If the few media reports providing updates on some of the families were not enough of a reminder, the day before the anniversary, reports came in of a shooting at Arapahoe High School in Centennial, Colo., an event that left two students wounded and the student shooter dead.
While it is believed that the 18-year-old shooter at Arapahoe High was attempting to target a specific teacher and the reasoning behind the events at Sandy Hook are still unknown, both serve as a reminder of how frequent unnecessary gun violence occurs in this country.
Just one day after the shooting at Sandy Hook, President Barack Obama made a speech at a vigil for the victims in Connecticut. In his speech, President Obama said this: “In the coming weeks, I will use whatever power this office holds to engage my fellow citizens – from law enforcement to mental health professionals to parents and educators – in an effort aimed at preventing more tragedies like this. Because what choice do we have? We can’t accept events like this as routine. Are we really prepared to say that we’re powerless in the face of such carnage, that the politics are too hard? Are we prepared to say that such violence visited on our children year after year after year is somehow the price of our freedom?”

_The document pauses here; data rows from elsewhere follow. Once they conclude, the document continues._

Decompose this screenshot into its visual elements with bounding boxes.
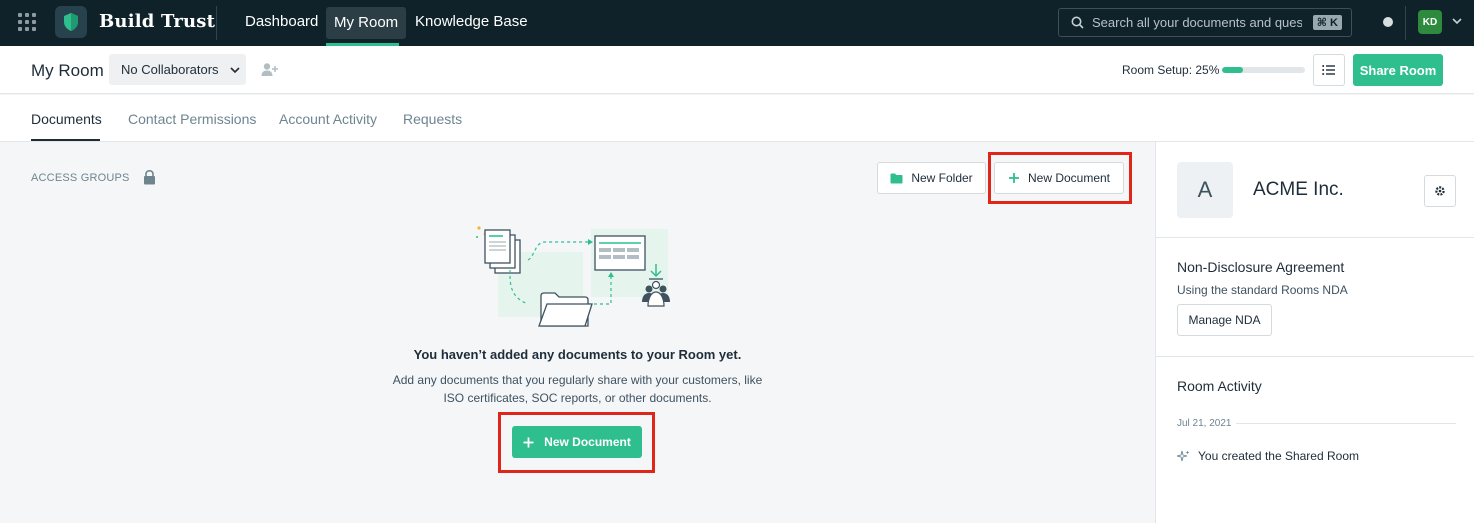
new-document-label: New Document <box>1027 171 1111 185</box>
new-document-button[interactable]: New Document <box>994 162 1124 194</box>
nda-description: Using the standard Rooms NDA <box>1177 283 1348 297</box>
tab-bar: Documents Contact Permissions Account Ac… <box>0 95 1474 142</box>
tab-requests[interactable]: Requests <box>403 111 462 127</box>
panel-divider <box>1156 356 1474 357</box>
room-setup-progress-fill <box>1222 67 1243 73</box>
room-setup-progress <box>1222 67 1305 73</box>
tab-documents[interactable]: Documents <box>31 111 102 127</box>
activity-date-line <box>1236 423 1456 424</box>
org-avatar: A <box>1177 162 1233 218</box>
plus-icon <box>523 437 534 447</box>
nda-title: Non-Disclosure Agreement <box>1177 259 1345 275</box>
tab-contact-permissions[interactable]: Contact Permissions <box>128 111 256 127</box>
documents-illustration <box>476 226 670 327</box>
nav-link-knowledge-base[interactable]: Knowledge Base <box>407 0 536 46</box>
app-grid-icon[interactable] <box>18 13 36 31</box>
empty-state-description: Add any documents that you regularly sha… <box>392 373 763 405</box>
activity-date: Jul 21, 2021 <box>1177 418 1232 429</box>
room-header: My Room No Collaborators Room Setup: 25%… <box>0 46 1474 94</box>
collaborators-dropdown[interactable]: No Collaborators <box>109 54 246 85</box>
documents-panel: ACCESS GROUPS New Folder New Document Yo… <box>0 142 1155 523</box>
new-document-primary-button[interactable]: New Document <box>512 426 642 458</box>
manage-nda-button[interactable]: Manage NDA <box>1177 304 1272 336</box>
gear-icon <box>1435 186 1445 196</box>
top-nav: Build Trust Dashboard My Room Knowledge … <box>0 0 1474 46</box>
user-avatar[interactable]: KD <box>1418 10 1442 34</box>
share-room-button[interactable]: Share Room <box>1353 54 1443 86</box>
empty-state-title: You haven’t added any documents to your … <box>413 347 742 362</box>
nav-divider <box>216 6 217 40</box>
plus-icon <box>1008 173 1019 183</box>
room-setup-label: Room Setup: 25% <box>1122 63 1220 77</box>
lock-icon[interactable] <box>143 170 156 185</box>
chevron-down-icon <box>229 66 240 73</box>
new-document-primary-label: New Document <box>544 435 631 449</box>
checklist-button[interactable] <box>1313 54 1345 86</box>
org-name: ACME Inc. <box>1253 179 1344 200</box>
new-folder-label: New Folder <box>911 171 973 185</box>
new-folder-button[interactable]: New Folder <box>877 162 986 194</box>
nav-link-my-room[interactable]: My Room <box>326 7 407 39</box>
activity-item: You created the Shared Room <box>1177 449 1359 463</box>
panel-divider <box>1156 237 1474 238</box>
activity-item-text: You created the Shared Room <box>1198 449 1359 463</box>
nav-divider <box>1405 6 1406 40</box>
nav-link-dashboard[interactable]: Dashboard <box>237 0 326 46</box>
settings-button[interactable] <box>1424 175 1456 207</box>
add-user-icon[interactable] <box>261 62 278 77</box>
chevron-down-icon[interactable] <box>1451 15 1463 27</box>
room-info-panel: A ACME Inc. Non-Disclosure Agreement Usi… <box>1155 142 1474 523</box>
tab-active-indicator <box>31 139 100 141</box>
room-title: My Room <box>31 61 104 80</box>
search-input[interactable] <box>1092 15 1302 30</box>
room-activity-title: Room Activity <box>1177 378 1262 394</box>
folder-icon <box>890 173 903 183</box>
sparkle-icon <box>1177 450 1190 461</box>
tab-account-activity[interactable]: Account Activity <box>279 111 377 127</box>
brand-name[interactable]: Build Trust <box>99 11 215 32</box>
search-icon <box>1071 16 1084 29</box>
shield-logo-icon[interactable] <box>55 6 87 38</box>
checklist-icon <box>1322 65 1335 75</box>
search-shortcut-badge: ⌘ K <box>1312 15 1342 30</box>
access-groups-label: ACCESS GROUPS <box>31 172 130 184</box>
notification-dot-icon[interactable] <box>1383 17 1393 27</box>
collaborators-label: No Collaborators <box>121 62 219 77</box>
search-box[interactable]: ⌘ K <box>1058 8 1352 37</box>
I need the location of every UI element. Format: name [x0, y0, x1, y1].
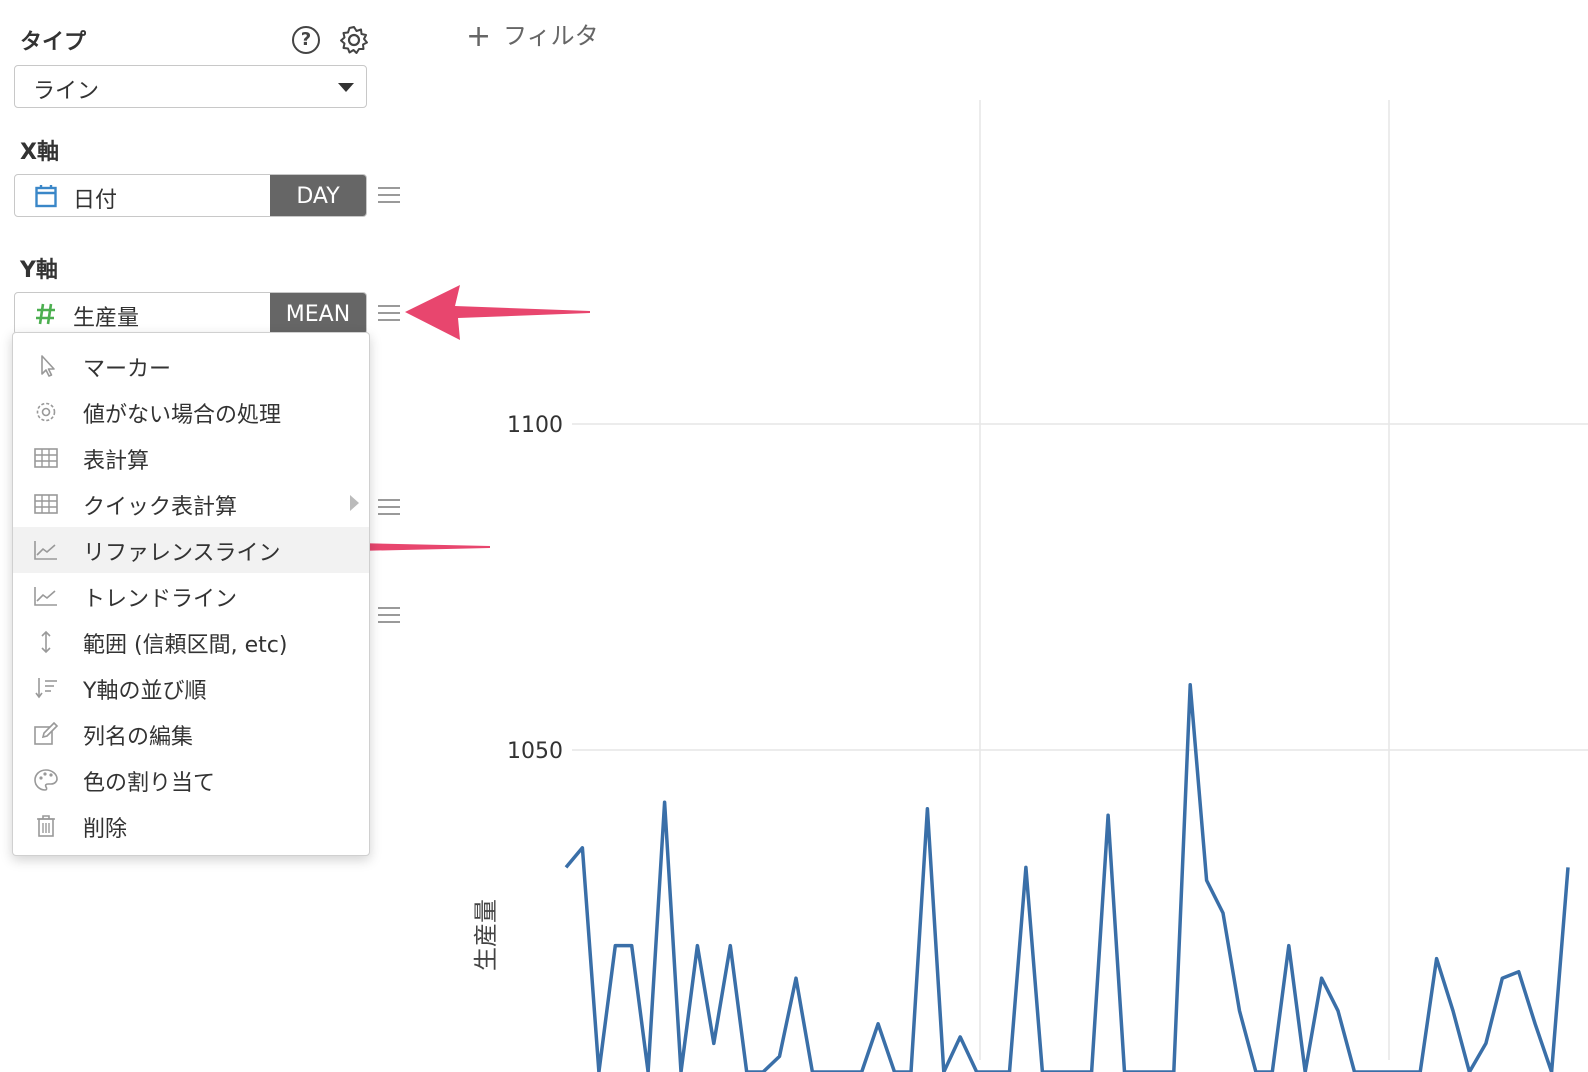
- menu-item-label: 列名の編集: [83, 725, 194, 750]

Apparently we are, because one year later, no federal laws regarding guns have changed. Those who support stronger background checks, a federal assault weapons ban and other legislation aimed at preventing mass shooting incidents have been unable to convince those on the other side that it is time to change. No one has been able to come to a compromise and the power of those who support the gun industry is on full display.
On the state level, things have changed. Although Rhode Island was not able to pass stricter gun laws like Connecticut, the General Assembly made changes to school safety, increased penalties for committing crimes with stolen weapons and created a task force to explore the mental health issue … but is it enough?
How many more mass shootings do there need to be? How many more times will our country have to come together to mourn the loss of so many innocent lives?
Every time a mass shooting occurs, the cries for stronger gun laws can be heard throughout the country, but then nothing changes. There has been enough talking; it is time for action.
The 26 lives lost at Sandy Hook, and the countless others before them and since them, deserve that much.